Richard never remarried and his two sons remained bachelors. Of the daughters, young Louisa married Adam Armstrong, whose family established Dalkeith Farm in the area of the present suburb of that name. Three grand-daughters married into the pioneering Dempster family of Buckland House. Descendants of Louisa Jones, such as the Pattons of Waddi Forest, the Armstrongs of Bridgetown, the Yorks and Scotts of Watheroo, have pioneered farming properties throughout the state, besides being active in the timber and mining industries.
It is unfortunate that the tombstone of Louisa Jones is no longer standing. Records show that it remained in the cemetery until about the mid 1950s and was the oldest surviving tombstone. When it disappeared descendants had a new one built incorporating both Louisa and Richard on the same headstone which now stands in a family plot.
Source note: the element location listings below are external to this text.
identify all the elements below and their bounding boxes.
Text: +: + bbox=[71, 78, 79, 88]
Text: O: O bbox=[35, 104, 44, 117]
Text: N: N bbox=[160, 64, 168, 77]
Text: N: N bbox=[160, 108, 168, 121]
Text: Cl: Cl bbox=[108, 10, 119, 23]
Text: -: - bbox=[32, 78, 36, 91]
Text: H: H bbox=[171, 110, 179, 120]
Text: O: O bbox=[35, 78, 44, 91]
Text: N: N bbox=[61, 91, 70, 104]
Sophia Hester of Canning, Western Australia was born in London on December 2, 1795, the daughter of John and Sarah Everett, and died just after her 35th birthday. Nothing is known directly of her until she married Thomas Hester in 1817 when she was twenty-two. Thomas had entered the British Army in the 60th Rifles as a Lieutenant, but was forced to resign his active duty in 1816 after having killed a brother officer in a duel. It was a legend, at least in the family, that the duel was fought about Sophia. In any event, the two were married shortly after these happenings and because dueling was by then outlawed in England, Thomas was exiled and had to remain abroad. For the next twelve years the couple lived in Calais, where their five children are recorded as having been born.
On June 1st, 1829 the Hester family set sail for the Swan River in the Lotus, which Joshua and James Gregory had chartered. The ship was 350 tons registered with Lloyds and carrying about 100 passengers, including children. It may be deduced that the experience of living in Calais, so close and yet so far from home, and the thought of unending exile in a foreign country, together with the prospect of over 6,000 acres of land, must have prompted Thomas and Sophia to risk the long and dangerous sea voyage to an unknown country.
On November 9, 1829, just over a month after arrival, Thomas took up 200 acres on the Canning River near where Langford is now and where a park has been named Hester. Later, with the addition of other land, the property was called Red Cliff Farm. Sophia had in her care at this time son Thomas aged eleven, Edward aged nine, Sarah seven, Robert five and Fredrick two years. In April 1830 she was pregnant again, but the harsh conditions were to prove too much for her. She lost her new-born son John and within a week she too had passed away.
The citation ended with a tribute to the first settlers' courage and perseverance and to the women like Sophia who agreed to come with their husbands to this unknown place and who died in the doing of it.